他的那些屬下若知此事,又怎會服他?
本來他這羽林中郎將之職,便來得名不正言不順,是梁氏鑽窟打洞,透過各種關係才求來的,下頭一堆不服的。
尤其是他下面的副將呂傑,更是明裡暗裡的跟他作對!
這人在軍中多年,根基頗深,又慣會籠絡人心。
軍中最其碼有少半數兵士都唯他馬首是瞻。
原本這個中郎將的差事是他的,但卻被他半路截胡了,他豈能不恨?
他這般恨他,若知他的糗事,又豈能不拿此大作文章?
不不!他這會兒肯定已經知道了!
畢竟,那天順天府外的圍觀群眾那麼多!
想到自己手下可能正在瘋狂的嘲笑自己,謝墨徹底坐不住了!
他一心想要找回面子,自是不敢大意,為確保這面子能找回來,他藉口要抓反賊餘孽,直接調動營中的精兵強將,護送著母親,殺氣騰騰的來了顏府。
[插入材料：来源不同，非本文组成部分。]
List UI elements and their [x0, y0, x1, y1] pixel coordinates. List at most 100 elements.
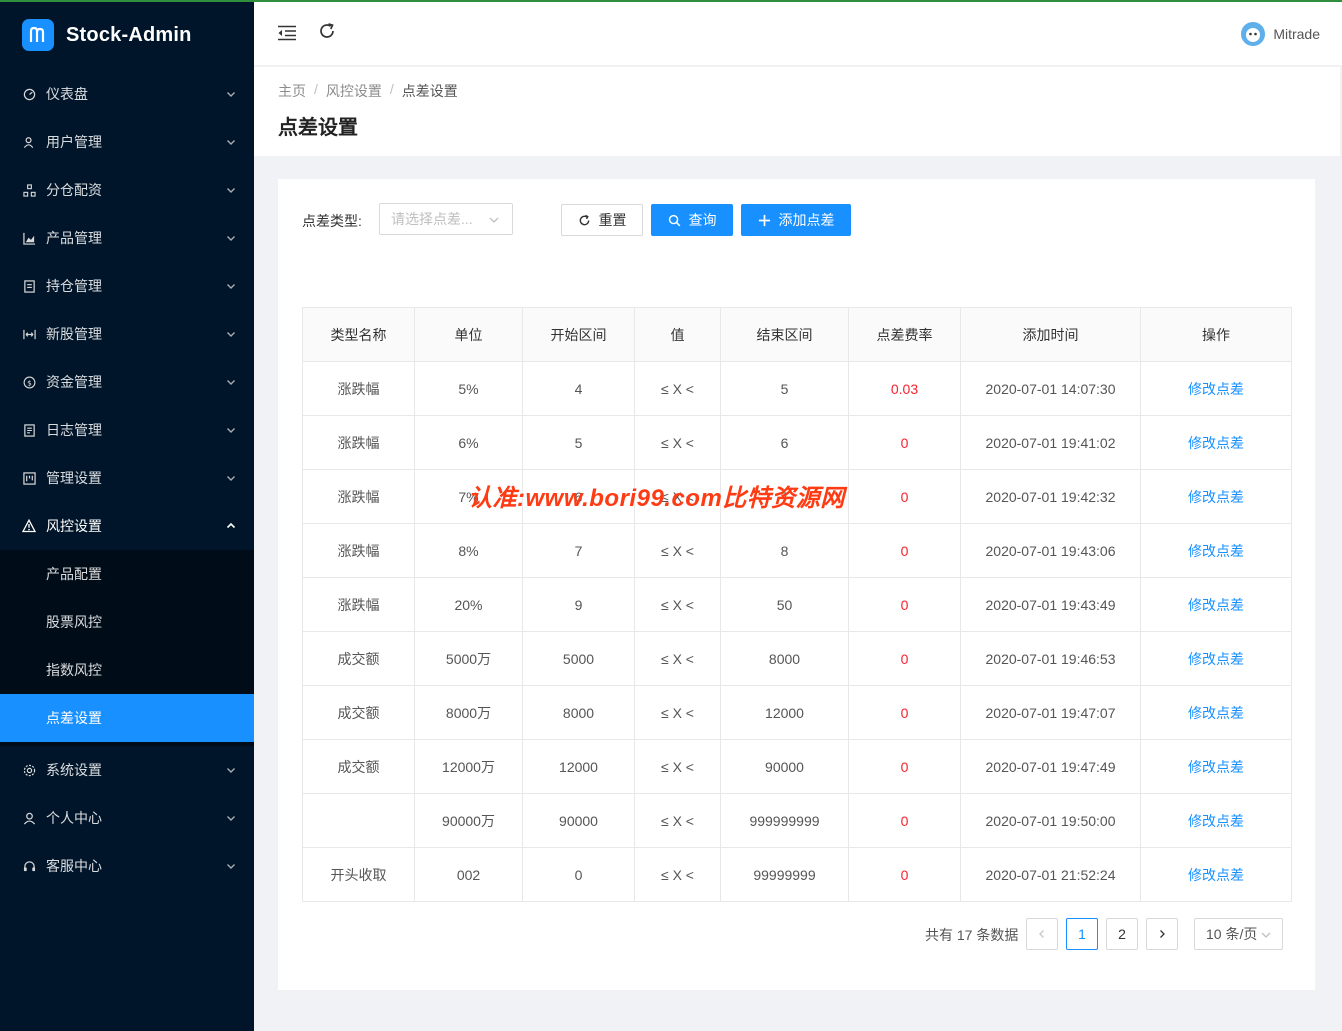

出發之前,他做了充足的準備,埋了好多暗哨,發誓要一雪前恥,奪回榮光!
一開始出門時,倒也無事發生。
眼看再拐過一條街就要到顏府了,馬車忽然失控,拉著他和梁氏一路狂奔,最後直直的撞上了一戶人家的圍牆!
他摔成了烏眼雞,兩條胳膊也撞腫了。
好在,他到底是沙場宿將,反應迅速,就地打了個滾兒,減輕了壓力。
不然,這兩條胳膊得當場摔折!
他和老孃出了這麼大的事,可他帶來的精兵強將,卻毫髮無傷。
那隱在暗處的賊人,就只對他和老孃下手,對這些兵士秋毫無犯。
因是馬兒忽然發癲,兵士們也沒有發現有人發射暗器之類的物事,更別說隱在暗處的敵人了。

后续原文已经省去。